Bad Dürkheim Fingerspitzengefühl für Figuren

Monika Köhler
Monika Köhler

Eigentlich bin ich ein Krimifan. Es war bei einem Meerurlaub in der Vendée, bei dem ich vor Jahren schon die Erzählungen von W. Somerset Maugham entdeckt und lieben gelernt habe.

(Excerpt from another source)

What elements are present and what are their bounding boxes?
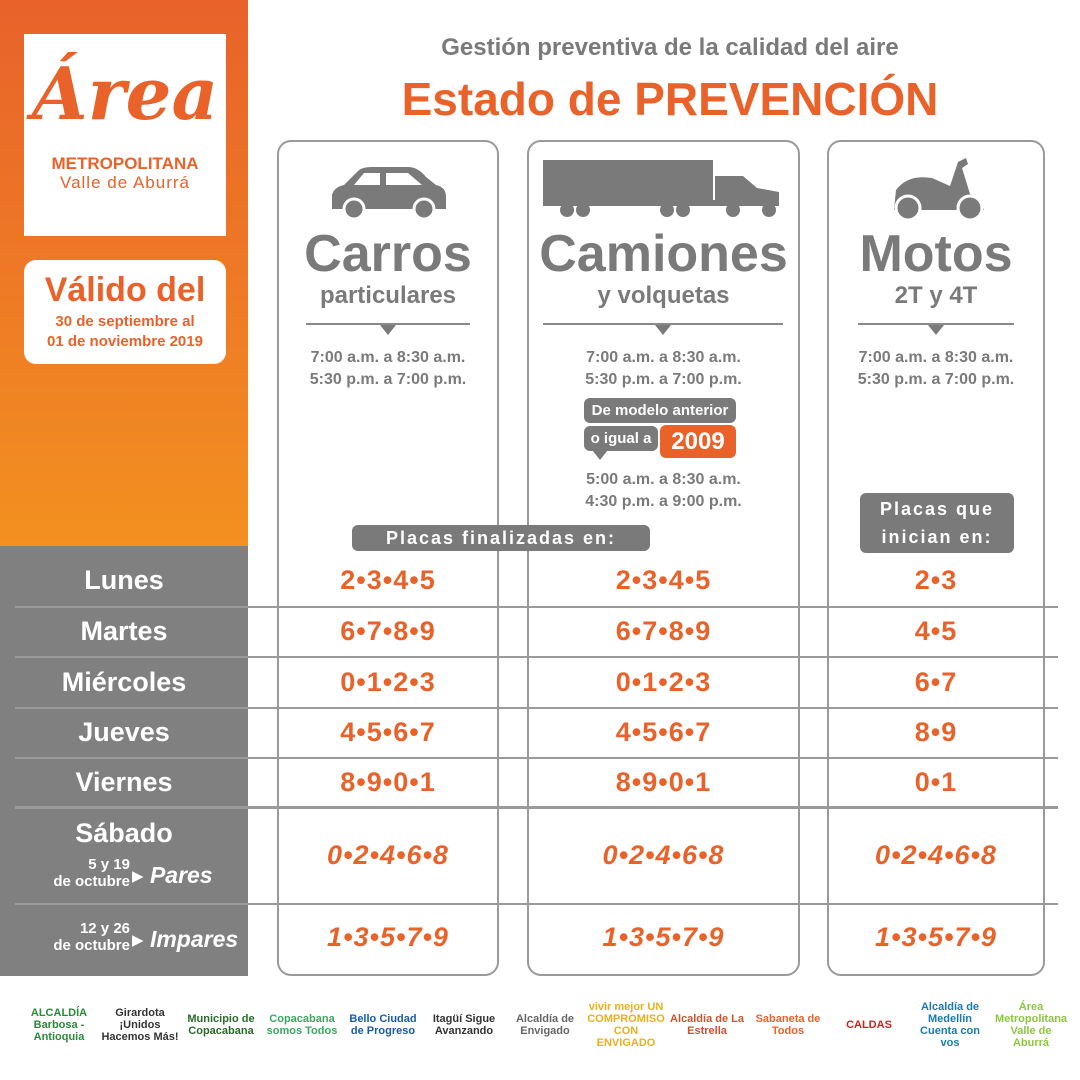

Sie sind in einer wunderbaren, klaren Sprache geschrieben, voller Humor und feiner Ironie, die einen beim Lesen eigentlich ständig schmunzeln lassen, die Charaktere sind zeitlos. Die Beschreibung seiner oft skurrilen Gestalten ist so plastisch, dass man meint, die Menschen vor sich zu sehen. „Menschen und Umwelt gewinnen bei ihm höchste Präsenz“, brachte es sein Schriftstellerkollege und Zeitgenosse D. H. Lawrence auf den Punkt. Maugham beschreibt seine Figuren aus der Distanz des in der Welt herumgekommenen Beobachters, erhebt dabei nie den moralischen Zeigefinger und baut geschickt den Spannungsbogen auf. Man liest seine Geschichten erst gerne fertig, bevor man das Buch aus der Hand legt. „Die Ameise und die Grille“ ist beispielsweise so eine seiner in Ich-Form geschriebenen Geschichten. Die Gleichnamigkeit mit der Fabel von La Fontaine ist gewollt. Es geht um ein Brüderpaar. Der eine, die „Grille“ Tom ist ein Nichtsnutz, sein Bruder George, die „Ameise“, das genaue Gegenteil von ihm. Köstlich wie Maugham beschreibt, wie Tom seinen fleißigen, ehrpusseligen Bruder George und seine Freunde schamlos ausnutzt, bestens damit lebt und am Ende sogar der lachende Gewinner ist, sehr zum Unwillen seines Bruders, der das „unfair, einfach nur unfair“ findet. Die Erzählungen „Das ewig Menschliche“, „Regen“ und „Winterkreuzfahrt“ sind bei Diogenes erschienen. Aber Krimi mit Maugham geht auch sehr gut, das wäre noch eine Empfehlung als Sommerlektüre. Im erst kürzlich auf Deutsch erschienenen „Kalter Friede“ des im März verstorbenen Philip Kerr ist Maugham Romanfigur und geht auf Maughams tatsächliche Rolle als Agent beim englischen Auslandsgeheimdienst MI6 ein. Der Krimi spielt kurz nach dem Krieg an der Côte d’Azur und in dem Roman wird geschichtlicher Hintergrund mit Fiktion in bester John-le-Carré-Manier verwoben. Zur Serie —Monika Köhler ist RHEINPFALZ-Mitarbeiterin aus Gönnheim. —Ob beim Urlaub am Strand oder am Sonntagnachmittag auf Balkonien – gute Lektüre macht einen Sommertag gleich noch ein bisschen schöner. RHEINPFALZ-Mitarbeiter und Redakteure empfehlen ihre Sommerbuch-Favoriten.